We also decided to take it a step further and do away with those “normal” over-processed snacks. The ones often found in every other hotel in the world. Instead, our special treats are unique to Mandarin Oriental Bangkok because they are all local delights and delicacies that we’ve sourced and packaged.
And we’ve decided to take it one step further when it comes to delighting our guests. Instead of the usual Gin and Rum that many of us are accustomed to, we’ve collaborated with two Thai local spirits brands and introduced a new Gin and Rum as part of our in-room mini bar experience. The liquor is produced exclusively for MOBKK and has enabled our guests to try something local that’s high quality when they stay with us.
The outcome of this minibar makeover has proven to be quite successful so far. We’ve already reduced our carbon footprint.

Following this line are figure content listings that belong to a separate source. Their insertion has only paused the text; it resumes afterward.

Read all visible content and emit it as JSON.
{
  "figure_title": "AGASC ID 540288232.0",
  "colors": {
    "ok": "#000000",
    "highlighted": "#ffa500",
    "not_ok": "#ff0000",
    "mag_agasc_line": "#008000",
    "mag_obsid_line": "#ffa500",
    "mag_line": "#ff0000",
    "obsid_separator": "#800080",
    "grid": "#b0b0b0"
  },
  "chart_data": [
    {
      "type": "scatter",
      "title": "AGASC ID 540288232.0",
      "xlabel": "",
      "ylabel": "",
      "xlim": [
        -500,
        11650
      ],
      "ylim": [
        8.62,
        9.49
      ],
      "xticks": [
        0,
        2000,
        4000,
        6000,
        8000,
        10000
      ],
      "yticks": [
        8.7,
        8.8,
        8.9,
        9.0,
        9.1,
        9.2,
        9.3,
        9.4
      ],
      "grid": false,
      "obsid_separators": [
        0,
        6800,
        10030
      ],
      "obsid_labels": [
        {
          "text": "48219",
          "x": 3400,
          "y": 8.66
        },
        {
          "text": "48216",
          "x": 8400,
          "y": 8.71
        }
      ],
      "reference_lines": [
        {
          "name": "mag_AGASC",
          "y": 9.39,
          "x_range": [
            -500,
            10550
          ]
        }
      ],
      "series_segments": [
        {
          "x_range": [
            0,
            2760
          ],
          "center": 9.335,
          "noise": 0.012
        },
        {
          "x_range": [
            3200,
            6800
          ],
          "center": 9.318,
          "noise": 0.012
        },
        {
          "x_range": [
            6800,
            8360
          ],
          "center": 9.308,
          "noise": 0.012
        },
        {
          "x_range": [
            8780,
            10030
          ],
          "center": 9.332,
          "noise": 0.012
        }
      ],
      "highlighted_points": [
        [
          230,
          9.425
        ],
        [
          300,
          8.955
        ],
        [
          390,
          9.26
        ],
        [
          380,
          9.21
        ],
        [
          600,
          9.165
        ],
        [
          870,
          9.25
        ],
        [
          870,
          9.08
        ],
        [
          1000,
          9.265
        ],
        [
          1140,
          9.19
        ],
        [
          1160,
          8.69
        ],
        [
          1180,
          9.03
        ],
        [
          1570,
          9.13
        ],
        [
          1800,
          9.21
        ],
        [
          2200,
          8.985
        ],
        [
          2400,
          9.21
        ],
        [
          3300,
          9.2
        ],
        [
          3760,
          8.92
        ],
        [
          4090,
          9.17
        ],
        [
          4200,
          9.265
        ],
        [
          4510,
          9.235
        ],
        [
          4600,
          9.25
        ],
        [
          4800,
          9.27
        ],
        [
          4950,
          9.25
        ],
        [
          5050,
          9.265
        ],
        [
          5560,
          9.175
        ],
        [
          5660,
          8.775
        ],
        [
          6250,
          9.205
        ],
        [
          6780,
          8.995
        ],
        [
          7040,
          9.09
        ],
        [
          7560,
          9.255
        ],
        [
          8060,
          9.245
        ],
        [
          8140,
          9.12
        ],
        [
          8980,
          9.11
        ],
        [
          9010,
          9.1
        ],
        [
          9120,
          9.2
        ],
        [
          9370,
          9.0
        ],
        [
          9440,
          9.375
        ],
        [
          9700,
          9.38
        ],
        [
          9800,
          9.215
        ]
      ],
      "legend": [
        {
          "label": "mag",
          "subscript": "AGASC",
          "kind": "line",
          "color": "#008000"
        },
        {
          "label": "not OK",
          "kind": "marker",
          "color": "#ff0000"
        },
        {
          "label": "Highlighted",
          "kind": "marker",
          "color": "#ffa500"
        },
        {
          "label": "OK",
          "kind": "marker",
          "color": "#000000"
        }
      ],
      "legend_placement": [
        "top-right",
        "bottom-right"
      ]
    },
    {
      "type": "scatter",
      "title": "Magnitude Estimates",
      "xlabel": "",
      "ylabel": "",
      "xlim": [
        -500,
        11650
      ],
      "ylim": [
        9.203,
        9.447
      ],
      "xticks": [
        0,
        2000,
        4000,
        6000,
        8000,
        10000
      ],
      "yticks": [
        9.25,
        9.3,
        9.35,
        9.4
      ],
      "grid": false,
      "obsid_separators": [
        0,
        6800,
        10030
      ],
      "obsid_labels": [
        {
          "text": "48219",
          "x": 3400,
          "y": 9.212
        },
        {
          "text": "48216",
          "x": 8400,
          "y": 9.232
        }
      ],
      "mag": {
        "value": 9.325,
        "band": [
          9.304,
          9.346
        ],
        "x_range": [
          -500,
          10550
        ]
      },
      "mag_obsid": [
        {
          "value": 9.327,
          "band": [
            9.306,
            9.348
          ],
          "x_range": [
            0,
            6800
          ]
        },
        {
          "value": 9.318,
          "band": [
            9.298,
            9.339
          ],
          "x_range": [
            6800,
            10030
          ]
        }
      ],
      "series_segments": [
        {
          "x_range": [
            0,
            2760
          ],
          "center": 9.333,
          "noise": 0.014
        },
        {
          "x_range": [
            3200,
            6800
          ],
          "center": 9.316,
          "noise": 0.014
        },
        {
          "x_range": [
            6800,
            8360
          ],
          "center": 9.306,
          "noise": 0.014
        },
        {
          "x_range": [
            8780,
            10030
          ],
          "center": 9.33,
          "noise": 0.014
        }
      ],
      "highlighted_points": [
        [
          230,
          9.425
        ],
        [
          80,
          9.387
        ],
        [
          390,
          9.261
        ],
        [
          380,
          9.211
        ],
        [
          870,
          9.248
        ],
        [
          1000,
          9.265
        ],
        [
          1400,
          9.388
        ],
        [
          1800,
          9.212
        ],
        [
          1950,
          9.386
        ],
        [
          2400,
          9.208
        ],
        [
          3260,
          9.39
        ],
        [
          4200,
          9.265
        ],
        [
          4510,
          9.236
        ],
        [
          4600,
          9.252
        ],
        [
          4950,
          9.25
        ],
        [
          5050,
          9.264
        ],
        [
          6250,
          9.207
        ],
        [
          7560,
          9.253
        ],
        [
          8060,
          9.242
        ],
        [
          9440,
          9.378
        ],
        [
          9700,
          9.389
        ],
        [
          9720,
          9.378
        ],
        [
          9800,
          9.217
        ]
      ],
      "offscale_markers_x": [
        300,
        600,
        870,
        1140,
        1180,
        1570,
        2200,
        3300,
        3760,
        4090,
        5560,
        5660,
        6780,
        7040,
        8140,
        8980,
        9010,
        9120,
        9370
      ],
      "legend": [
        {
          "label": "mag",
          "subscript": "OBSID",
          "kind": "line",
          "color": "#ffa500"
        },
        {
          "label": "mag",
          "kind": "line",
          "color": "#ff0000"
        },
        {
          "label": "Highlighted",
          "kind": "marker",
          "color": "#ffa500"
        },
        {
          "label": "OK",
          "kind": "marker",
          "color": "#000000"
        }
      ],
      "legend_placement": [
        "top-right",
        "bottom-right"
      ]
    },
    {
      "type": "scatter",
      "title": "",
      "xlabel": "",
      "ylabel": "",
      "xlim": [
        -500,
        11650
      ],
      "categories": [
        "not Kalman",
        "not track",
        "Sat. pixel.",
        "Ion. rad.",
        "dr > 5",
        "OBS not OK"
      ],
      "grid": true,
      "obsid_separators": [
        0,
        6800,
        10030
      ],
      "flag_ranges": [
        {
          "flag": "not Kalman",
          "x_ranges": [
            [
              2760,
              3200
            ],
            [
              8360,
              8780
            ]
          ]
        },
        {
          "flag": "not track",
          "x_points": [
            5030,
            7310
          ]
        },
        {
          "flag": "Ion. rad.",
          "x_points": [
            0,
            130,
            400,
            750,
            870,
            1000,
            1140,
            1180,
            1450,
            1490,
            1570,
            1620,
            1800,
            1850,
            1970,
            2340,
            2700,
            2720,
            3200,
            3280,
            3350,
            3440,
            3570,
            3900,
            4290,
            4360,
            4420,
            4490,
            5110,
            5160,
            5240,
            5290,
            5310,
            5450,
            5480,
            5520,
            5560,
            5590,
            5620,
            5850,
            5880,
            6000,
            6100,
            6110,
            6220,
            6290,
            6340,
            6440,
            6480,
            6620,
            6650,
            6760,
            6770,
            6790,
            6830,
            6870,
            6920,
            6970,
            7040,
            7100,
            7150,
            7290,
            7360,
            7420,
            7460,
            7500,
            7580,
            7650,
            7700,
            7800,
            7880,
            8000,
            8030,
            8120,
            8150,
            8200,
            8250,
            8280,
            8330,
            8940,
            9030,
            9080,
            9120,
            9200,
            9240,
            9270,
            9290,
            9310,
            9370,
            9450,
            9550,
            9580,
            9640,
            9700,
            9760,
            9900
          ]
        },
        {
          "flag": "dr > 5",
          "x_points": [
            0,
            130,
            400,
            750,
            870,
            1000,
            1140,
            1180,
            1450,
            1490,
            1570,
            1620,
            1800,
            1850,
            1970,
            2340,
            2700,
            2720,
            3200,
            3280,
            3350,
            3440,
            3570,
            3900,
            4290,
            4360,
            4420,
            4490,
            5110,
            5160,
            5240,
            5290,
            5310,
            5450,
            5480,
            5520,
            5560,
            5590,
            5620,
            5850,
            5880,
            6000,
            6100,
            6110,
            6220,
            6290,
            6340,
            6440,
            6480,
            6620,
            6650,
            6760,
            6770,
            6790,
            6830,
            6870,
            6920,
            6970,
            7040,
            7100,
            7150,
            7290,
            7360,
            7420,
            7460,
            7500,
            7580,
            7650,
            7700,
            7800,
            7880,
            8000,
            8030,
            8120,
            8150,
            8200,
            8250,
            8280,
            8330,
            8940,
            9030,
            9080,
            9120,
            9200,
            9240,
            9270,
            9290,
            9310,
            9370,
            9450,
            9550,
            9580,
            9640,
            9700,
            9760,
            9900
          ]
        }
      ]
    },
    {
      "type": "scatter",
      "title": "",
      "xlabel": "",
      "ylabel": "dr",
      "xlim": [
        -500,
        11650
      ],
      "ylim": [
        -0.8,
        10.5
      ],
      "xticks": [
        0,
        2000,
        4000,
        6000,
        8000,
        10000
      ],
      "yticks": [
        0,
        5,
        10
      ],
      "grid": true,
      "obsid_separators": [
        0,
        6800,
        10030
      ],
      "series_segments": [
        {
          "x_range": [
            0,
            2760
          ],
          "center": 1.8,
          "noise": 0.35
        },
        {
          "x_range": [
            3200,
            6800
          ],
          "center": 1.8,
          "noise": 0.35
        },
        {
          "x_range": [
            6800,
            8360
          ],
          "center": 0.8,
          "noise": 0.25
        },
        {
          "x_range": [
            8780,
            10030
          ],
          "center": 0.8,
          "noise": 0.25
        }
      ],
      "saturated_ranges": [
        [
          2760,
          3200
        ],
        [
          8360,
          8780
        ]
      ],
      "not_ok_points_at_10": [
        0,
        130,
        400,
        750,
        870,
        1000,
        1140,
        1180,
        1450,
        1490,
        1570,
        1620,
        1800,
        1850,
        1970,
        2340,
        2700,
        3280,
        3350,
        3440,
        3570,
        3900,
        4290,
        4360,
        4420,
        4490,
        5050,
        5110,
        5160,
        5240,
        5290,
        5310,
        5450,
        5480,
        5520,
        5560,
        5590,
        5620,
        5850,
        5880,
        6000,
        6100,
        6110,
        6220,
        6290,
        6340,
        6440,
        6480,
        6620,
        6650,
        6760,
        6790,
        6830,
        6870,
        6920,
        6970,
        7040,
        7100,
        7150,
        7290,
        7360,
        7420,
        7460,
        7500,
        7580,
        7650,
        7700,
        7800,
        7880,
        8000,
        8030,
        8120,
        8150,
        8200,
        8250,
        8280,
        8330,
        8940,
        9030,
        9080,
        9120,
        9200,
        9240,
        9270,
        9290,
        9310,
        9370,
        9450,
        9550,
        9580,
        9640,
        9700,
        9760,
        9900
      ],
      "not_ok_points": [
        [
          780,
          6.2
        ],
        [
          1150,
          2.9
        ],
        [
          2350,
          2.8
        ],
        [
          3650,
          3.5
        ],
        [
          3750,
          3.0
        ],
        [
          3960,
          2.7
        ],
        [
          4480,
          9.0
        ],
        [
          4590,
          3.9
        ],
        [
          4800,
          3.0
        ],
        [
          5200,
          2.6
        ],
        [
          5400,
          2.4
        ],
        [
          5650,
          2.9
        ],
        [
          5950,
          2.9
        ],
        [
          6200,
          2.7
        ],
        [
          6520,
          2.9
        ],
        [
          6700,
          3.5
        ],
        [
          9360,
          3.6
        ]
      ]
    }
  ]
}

As a result, our guests love the new local experiences in the room, and when it comes to sales, we’re seeing over 60% increase in sales compared to last year.
As a fellow hotelier, I am aware your situation might be different so this isn’t meant to be a copy-paste solution. This is about encouraging you to get more creative and to start thinking outside the box. It’s about thinking globally and acting locally.
If you have a minibar in your hotel and you haven’t taken the time to upgrade it since installation, it’s likely your guests aren’t too amused, much like David Koretz shares.
So is it worth salvaging your hotel minibar, or should you put an end to it?